It has been a decade since 4G was launched, so many customers will face issues and choices they have not had to grapple with in a long time. Some customers will face these issues for the first time. Some of the same problems early 4G presented are happening with 5G as well. But 5G also presents a new wrinkle.
At launch, 4G could be used only for internet access, as no phones were available. 5G was the same story. We are starting to move beyond that initial phase, as 5G phones now are coming to market.
As with 4G, those devices tend to be high-end devices. For that reason, handset price might be an issue for many would-be buyers and 5G adopters. Also, device selection is limited, at first.
But 5G also poses some issues 4G did not generally face. Most of us could experience a 4G performance boost over 3G that was tangible. It is far less clear that the typical smartphone user is going to notice an improved experience with 5G, for several reasons.
With the exception of downloads or possibly a few virtual reality or augmented reality apps, consumer interactions with web sites or apps will not be perceptibly better, as 4G generally supports all the apps people generally use.
As the user of a gigabit per second connection, in daily use, cannot actually provide perceptible or actual end user experience benefits beyond perhaps 25 Mbps to 50 Mbps per device, so will the additional 5G performance using millimeter wave spectrum be undetectable, even when available.
That is especially true where advanced 4G is available, and where users own devices able to use advanced 4G.

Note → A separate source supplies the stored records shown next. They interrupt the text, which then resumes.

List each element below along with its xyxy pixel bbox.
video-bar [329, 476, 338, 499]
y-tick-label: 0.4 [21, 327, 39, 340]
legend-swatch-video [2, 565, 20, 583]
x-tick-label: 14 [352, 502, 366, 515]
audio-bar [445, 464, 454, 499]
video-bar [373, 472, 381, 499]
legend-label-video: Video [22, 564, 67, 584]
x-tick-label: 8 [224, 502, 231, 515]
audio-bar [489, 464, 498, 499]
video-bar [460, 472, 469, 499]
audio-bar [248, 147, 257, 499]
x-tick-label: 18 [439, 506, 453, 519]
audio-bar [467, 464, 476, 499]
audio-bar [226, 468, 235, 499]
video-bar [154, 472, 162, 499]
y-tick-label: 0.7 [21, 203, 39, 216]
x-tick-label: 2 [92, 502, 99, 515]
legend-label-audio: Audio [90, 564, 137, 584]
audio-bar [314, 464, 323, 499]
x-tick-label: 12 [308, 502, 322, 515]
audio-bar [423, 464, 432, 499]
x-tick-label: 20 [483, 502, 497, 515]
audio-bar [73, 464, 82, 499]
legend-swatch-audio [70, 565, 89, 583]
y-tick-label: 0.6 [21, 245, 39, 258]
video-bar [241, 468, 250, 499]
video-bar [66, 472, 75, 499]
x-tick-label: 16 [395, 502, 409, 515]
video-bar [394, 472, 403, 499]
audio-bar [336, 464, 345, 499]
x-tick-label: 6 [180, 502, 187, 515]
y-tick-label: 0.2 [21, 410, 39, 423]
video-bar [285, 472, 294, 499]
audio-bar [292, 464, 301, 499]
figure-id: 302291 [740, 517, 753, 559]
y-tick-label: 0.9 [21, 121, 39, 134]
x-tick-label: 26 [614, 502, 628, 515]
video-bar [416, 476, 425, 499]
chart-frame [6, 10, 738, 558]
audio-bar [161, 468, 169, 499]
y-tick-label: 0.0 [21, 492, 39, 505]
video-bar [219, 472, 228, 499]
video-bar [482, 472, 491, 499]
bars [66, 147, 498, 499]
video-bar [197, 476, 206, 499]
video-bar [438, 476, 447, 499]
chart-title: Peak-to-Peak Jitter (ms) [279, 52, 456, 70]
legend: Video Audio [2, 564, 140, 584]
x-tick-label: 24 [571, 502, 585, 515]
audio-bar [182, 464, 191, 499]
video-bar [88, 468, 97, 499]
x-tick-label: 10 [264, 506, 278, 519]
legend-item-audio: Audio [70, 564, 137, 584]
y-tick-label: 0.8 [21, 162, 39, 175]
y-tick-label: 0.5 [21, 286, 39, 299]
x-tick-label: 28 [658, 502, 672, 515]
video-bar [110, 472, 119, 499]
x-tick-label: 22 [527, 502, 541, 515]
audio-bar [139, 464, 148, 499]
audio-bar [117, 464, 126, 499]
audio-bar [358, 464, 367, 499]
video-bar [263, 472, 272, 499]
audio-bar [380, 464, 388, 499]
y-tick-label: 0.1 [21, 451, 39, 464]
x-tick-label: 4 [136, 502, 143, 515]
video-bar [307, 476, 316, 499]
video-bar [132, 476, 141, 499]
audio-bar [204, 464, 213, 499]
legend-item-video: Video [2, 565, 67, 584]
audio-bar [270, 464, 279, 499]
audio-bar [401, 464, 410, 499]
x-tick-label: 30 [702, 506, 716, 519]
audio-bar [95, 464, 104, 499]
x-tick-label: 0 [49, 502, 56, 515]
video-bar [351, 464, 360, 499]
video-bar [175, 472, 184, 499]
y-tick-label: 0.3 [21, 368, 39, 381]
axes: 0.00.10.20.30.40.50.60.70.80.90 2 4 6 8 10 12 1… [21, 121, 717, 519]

It is conceivable that 5G experience will provide experience benefits, though. That might be the case where 4G is challenged by terrain or other issues, and 5G is transmitted using different cell locations that are not limited by terrain or other issues. In such cases, it is more the better coverage and stronger signal that matter, and less the network protocols (4G or 5G).
Beyond that, since 5G uses such a huge range of potential frequencies, since different service providers have different amounts of such spectrum to use, and because frequency agility adds cost to any device, early 5G devices will not automatically support all 5G frequencies.
That is not a new problem. In the 4G era, mobile service providers had licenses for different frequencies, so not every mobile device was able to use every frequency, on every network.
While not a new problem--as every U.S. device has had to be optimized for the particular frequencies used by each major carrier, this will be a bigger problem in the 5G era, early on, since full frequency agility adds device cost, and 5G is the first mobile generation to literally use “any frequency.” That means different carriers will launch on different mixes of low, mid-band and high-frequencies.
The OnePlus device for T-Mobile US 5G only can use low-band, specifically the 600-MHz frequencies T-Mobile has used to initially provide 5G services, and specifically does not support millimeter wave frequencies.
The Samsung Galaxy Note 10+ 5G supports low-band and millimeter wave, though. The Samsung Galaxy S10 5G supports millimeter wave 5G, but not the
On Sprint’s 5G network, the LG V50 ThinQ uses the mid-band spectrum. The Motorola Moto Mod runs on millimeter wave frequencies on Verizon’s network.